1621-1624 La construction

On note qu'en 1621-1624, des bois sont vendus pour construire deux scieries au-dessus de Hervafaing, c'est-à-dire à Straiture. Il ne peut s'agir que des scieries de l'Amiral et du Lançoir, les deux seules scieries devenues scieries domaniales ultérieurement. (1)
De tradition orale, la scierie du Lançoir fut édifiée à l'emplacement d'un chantier plus ancien encore de scieurs de long.

En 1625-1626 du bois est délivré pour les deux scieries de Straiture. "En 1661-1662, toutes ces scieries ci-devant érigées à la base de Straiture sont ruinées et démolies" puis reconstruites à une date non connue actuellement.

Les scieries sont donc construites en une concentration souvent étonnante dans la haute vallée de la Meurthe comme dans les vallées de la Sarre Blanche, de la Plaine ou du Rabodeau.
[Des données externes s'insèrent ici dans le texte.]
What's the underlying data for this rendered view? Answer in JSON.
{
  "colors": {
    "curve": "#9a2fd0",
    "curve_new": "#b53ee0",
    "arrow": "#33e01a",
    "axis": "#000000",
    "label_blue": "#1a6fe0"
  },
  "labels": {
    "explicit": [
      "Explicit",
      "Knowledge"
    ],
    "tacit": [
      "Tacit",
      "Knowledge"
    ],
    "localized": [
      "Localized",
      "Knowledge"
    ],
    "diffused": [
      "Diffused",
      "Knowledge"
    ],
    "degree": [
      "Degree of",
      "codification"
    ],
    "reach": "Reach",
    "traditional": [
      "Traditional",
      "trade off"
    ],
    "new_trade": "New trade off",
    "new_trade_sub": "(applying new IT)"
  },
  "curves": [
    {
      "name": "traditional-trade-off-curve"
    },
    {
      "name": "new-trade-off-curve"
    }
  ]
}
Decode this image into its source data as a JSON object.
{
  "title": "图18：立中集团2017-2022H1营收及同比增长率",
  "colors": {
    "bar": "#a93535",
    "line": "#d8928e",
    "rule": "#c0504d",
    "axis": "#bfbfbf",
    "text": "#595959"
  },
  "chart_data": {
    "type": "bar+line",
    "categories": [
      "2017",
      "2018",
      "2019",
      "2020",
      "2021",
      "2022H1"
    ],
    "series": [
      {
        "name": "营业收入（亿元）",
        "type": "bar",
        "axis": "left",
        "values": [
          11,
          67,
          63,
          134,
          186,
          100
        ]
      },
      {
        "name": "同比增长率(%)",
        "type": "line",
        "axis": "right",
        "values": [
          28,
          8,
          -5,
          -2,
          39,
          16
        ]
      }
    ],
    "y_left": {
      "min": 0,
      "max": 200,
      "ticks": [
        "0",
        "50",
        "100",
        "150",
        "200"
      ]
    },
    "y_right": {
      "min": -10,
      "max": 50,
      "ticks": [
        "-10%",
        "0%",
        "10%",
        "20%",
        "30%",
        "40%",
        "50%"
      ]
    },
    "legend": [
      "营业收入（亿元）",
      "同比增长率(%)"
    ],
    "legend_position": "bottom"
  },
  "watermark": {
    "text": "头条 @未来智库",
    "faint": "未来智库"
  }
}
Dans la vallée de la Petite Meurthe, on ne comptait pas moins de dix installations hydrauliques sur cinq kilomètres (dont les trois citées, en moins de 500 mètres : la scierie Herry, l'Amiral et le Lançoir). Chacune d'elles était construite pour une zone forestière, un canton forestier appelé "marche" qui lui fournissait ses approvisionnements. En 1708, un officier forestier de Salm observait que " les scituations des bois... nécessitoient les scituations des scies." (2)

La scierie du Lançoir "tire son nom d'une sorte de construction entreprise en 1817, consistant en deux sapins sciés adaptés ensemble par des crampons et adossés en forme de pétrin. Cette construction s'appelait Lançoir parce qu'on y lançait les bois de corde et les troncs destinés à devenir planches. (3)

(1) Aucun autre site de scierie n'existe en effet dans le défilé de Straiture.
(2) "Les scieries et anciens sagards des Vosges", par Boithias & Brignon, p207.
(3) Notes manuscrites citées par l'abbé Flayeux dans "La vallée de la Haute Meurthe", p140.